A final note. Sanger says: “Because he has put the use of such weapons largely into the hands of the N.S.A., which operates under the laws guiding covert action, there is little of the public discussion that accompanied the arguments over nuclear weapons in the 1950s and ′60s, or the kind of roiling argument over the wisdom of using drones, another classified program that Mr. Obama has begun to discuss publicly only in the past 18 months.” I am not sure what this means. The NSA does not always operate under the covert action statute, but assuming it is here, that statute is no bar to public discussion.
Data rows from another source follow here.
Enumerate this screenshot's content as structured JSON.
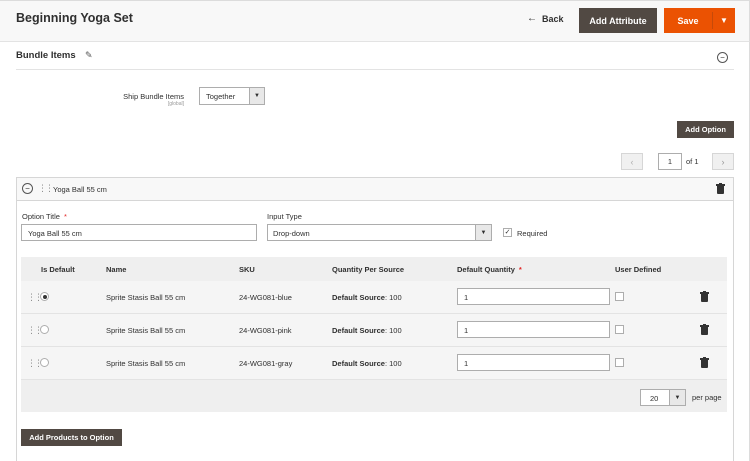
{
  "header": {
    "title": "Beginning Yoga Set",
    "back_label": "Back",
    "add_attribute_label": "Add Attribute",
    "save_label": "Save"
  },
  "section": {
    "title": "Bundle Items",
    "ship_label": "Ship Bundle Items",
    "ship_scope": "[global]",
    "ship_value": "Together",
    "add_option_label": "Add Option"
  },
  "pager": {
    "current": "1",
    "of_label": "of 1"
  },
  "option": {
    "name": "Yoga Ball 55 cm",
    "title_label": "Option Title",
    "title_value": "Yoga Ball 55 cm",
    "input_type_label": "Input Type",
    "input_type_value": "Drop-down",
    "required_label": "Required",
    "required_checked": true
  },
  "grid": {
    "headers": {
      "is_default": "Is Default",
      "name": "Name",
      "sku": "SKU",
      "qps": "Quantity Per Source",
      "default_qty": "Default Quantity",
      "user_defined": "User Defined"
    },
    "rows": [
      {
        "name": "Sprite Stasis Ball 55 cm",
        "sku": "24-WG081-blue",
        "source_label": "Default Source",
        "source_qty": ": 100",
        "default_qty": "1",
        "is_default": true,
        "user_defined": false
      },
      {
        "name": "Sprite Stasis Ball 55 cm",
        "sku": "24-WG081-pink",
        "source_label": "Default Source",
        "source_qty": ": 100",
        "default_qty": "1",
        "is_default": false,
        "user_defined": false
      },
      {
        "name": "Sprite Stasis Ball 55 cm",
        "sku": "24-WG081-gray",
        "source_label": "Default Source",
        "source_qty": ": 100",
        "default_qty": "1",
        "is_default": false,
        "user_defined": false
      }
    ],
    "per_page_value": "20",
    "per_page_label": "per page"
  },
  "add_products_label": "Add Products to Option",
  "colors": {
    "primary_button": "#eb5202",
    "secondary_button": "#514943",
    "required_star": "#e22626"
  },
  "icons": [
    "arrow-left-icon",
    "pencil-icon",
    "collapse-icon",
    "drag-handle-icon",
    "trash-icon",
    "checkmark-icon",
    "chevron-down-icon",
    "chevron-left-icon",
    "chevron-right-icon"
  ]
}
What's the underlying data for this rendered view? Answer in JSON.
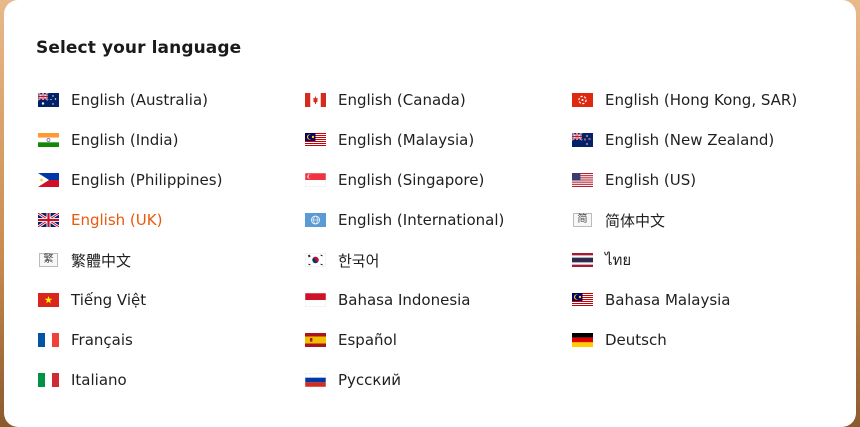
{
  "dialog": {
    "title": "Select your language"
  },
  "languages": [
    {
      "label": "English (Australia)",
      "icon": "flag-australia-icon",
      "selected": false
    },
    {
      "label": "English (Canada)",
      "icon": "flag-canada-icon",
      "selected": false
    },
    {
      "label": "English (Hong Kong, SAR)",
      "icon": "flag-hong-kong-icon",
      "selected": false
    },
    {
      "label": "English (India)",
      "icon": "flag-india-icon",
      "selected": false
    },
    {
      "label": "English (Malaysia)",
      "icon": "flag-malaysia-icon",
      "selected": false
    },
    {
      "label": "English (New Zealand)",
      "icon": "flag-new-zealand-icon",
      "selected": false
    },
    {
      "label": "English (Philippines)",
      "icon": "flag-philippines-icon",
      "selected": false
    },
    {
      "label": "English (Singapore)",
      "icon": "flag-singapore-icon",
      "selected": false
    },
    {
      "label": "English (US)",
      "icon": "flag-us-icon",
      "selected": false
    },
    {
      "label": "English (UK)",
      "icon": "flag-uk-icon",
      "selected": true
    },
    {
      "label": "English (International)",
      "icon": "globe-icon",
      "selected": false
    },
    {
      "label": "简体中文",
      "icon": "simplified-chinese-icon",
      "icon_text": "简",
      "selected": false
    },
    {
      "label": "繁體中文",
      "icon": "traditional-chinese-icon",
      "icon_text": "繁",
      "selected": false
    },
    {
      "label": "한국어",
      "icon": "flag-korea-icon",
      "selected": false
    },
    {
      "label": "ไทย",
      "icon": "flag-thailand-icon",
      "selected": false
    },
    {
      "label": "Tiếng Việt",
      "icon": "flag-vietnam-icon",
      "selected": false
    },
    {
      "label": "Bahasa Indonesia",
      "icon": "flag-indonesia-icon",
      "selected": false
    },
    {
      "label": "Bahasa Malaysia",
      "icon": "flag-malaysia-icon",
      "selected": false
    },
    {
      "label": "Français",
      "icon": "flag-france-icon",
      "selected": false
    },
    {
      "label": "Español",
      "icon": "flag-spain-icon",
      "selected": false
    },
    {
      "label": "Deutsch",
      "icon": "flag-germany-icon",
      "selected": false
    },
    {
      "label": "Italiano",
      "icon": "flag-italy-icon",
      "selected": false
    },
    {
      "label": "Русский",
      "icon": "flag-russia-icon",
      "selected": false
    }
  ],
  "colors": {
    "selected_text": "#e8590c",
    "text": "#1f1f1f",
    "title": "#1a1a1a"
  }
}
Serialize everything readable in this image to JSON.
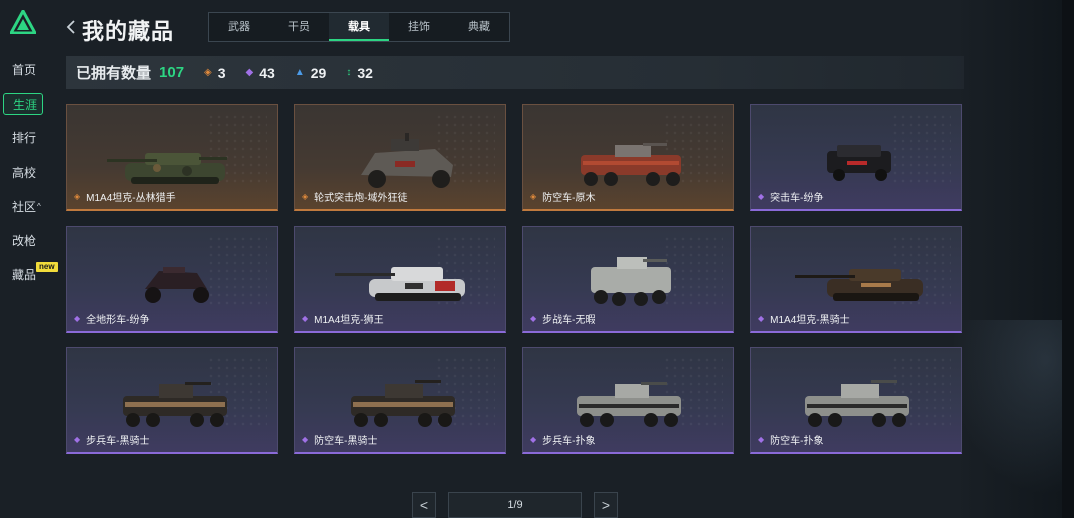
{
  "sidebar": {
    "items": [
      {
        "label": "首页",
        "active": false
      },
      {
        "label": "生涯",
        "active": true
      },
      {
        "label": "排行",
        "active": false
      },
      {
        "label": "高校",
        "active": false
      },
      {
        "label": "社区",
        "active": false,
        "caret": "^"
      },
      {
        "label": "改枪",
        "active": false
      },
      {
        "label": "藏品",
        "active": false
      }
    ],
    "new_badge": "new"
  },
  "header": {
    "title": "我的藏品",
    "tabs": [
      {
        "label": "武器",
        "active": false
      },
      {
        "label": "干员",
        "active": false
      },
      {
        "label": "载具",
        "active": true
      },
      {
        "label": "挂饰",
        "active": false
      },
      {
        "label": "典藏",
        "active": false
      }
    ]
  },
  "counts": {
    "label": "已拥有数量",
    "total": "107",
    "rarities": [
      {
        "icon": "orange-diamond-icon",
        "value": "3"
      },
      {
        "icon": "purple-diamond-icon",
        "value": "43"
      },
      {
        "icon": "blue-chevron-icon",
        "value": "29"
      },
      {
        "icon": "green-arrows-icon",
        "value": "32"
      }
    ]
  },
  "vehicles": [
    {
      "name": "M1A4坦克-丛林猎手",
      "rarity": "orange",
      "kind": "tank-camo"
    },
    {
      "name": "轮式突击炮-域外狂徒",
      "rarity": "orange",
      "kind": "buggy"
    },
    {
      "name": "防空车-原木",
      "rarity": "orange",
      "kind": "apc-red"
    },
    {
      "name": "突击车-纷争",
      "rarity": "purple",
      "kind": "suv"
    },
    {
      "name": "全地形车-纷争",
      "rarity": "purple",
      "kind": "atv"
    },
    {
      "name": "M1A4坦克-狮王",
      "rarity": "purple",
      "kind": "tank-white"
    },
    {
      "name": "步战车-无暇",
      "rarity": "purple",
      "kind": "ifv-white"
    },
    {
      "name": "M1A4坦克-黑骑士",
      "rarity": "purple",
      "kind": "tank-black"
    },
    {
      "name": "步兵车-黑骑士",
      "rarity": "purple",
      "kind": "apc-black"
    },
    {
      "name": "防空车-黑骑士",
      "rarity": "purple",
      "kind": "apc-black2"
    },
    {
      "name": "步兵车-扑象",
      "rarity": "purple",
      "kind": "apc-white"
    },
    {
      "name": "防空车-扑象",
      "rarity": "purple",
      "kind": "apc-white2"
    }
  ],
  "pagination": {
    "prev": "<",
    "page_text": "1/9",
    "next": ">"
  },
  "colors": {
    "accent": "#2dd583",
    "orange": "#e08a3c",
    "purple": "#a071e6",
    "blue": "#4c9be8"
  }
}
Rather, that statute says that if the President intends an action abroad to remain unacknowledged, he has to follow certain procedures (like making a finding, reporting, and the like). The covert action statute is not why programs like the one Sanger discusses cannot be talked about publicly. What prevents public discussion of such programs is classified information rules backed by criminal and administrative sanctions---rules and sanctions, one should note, that were ignored by the people who spoke to Sanger for this story.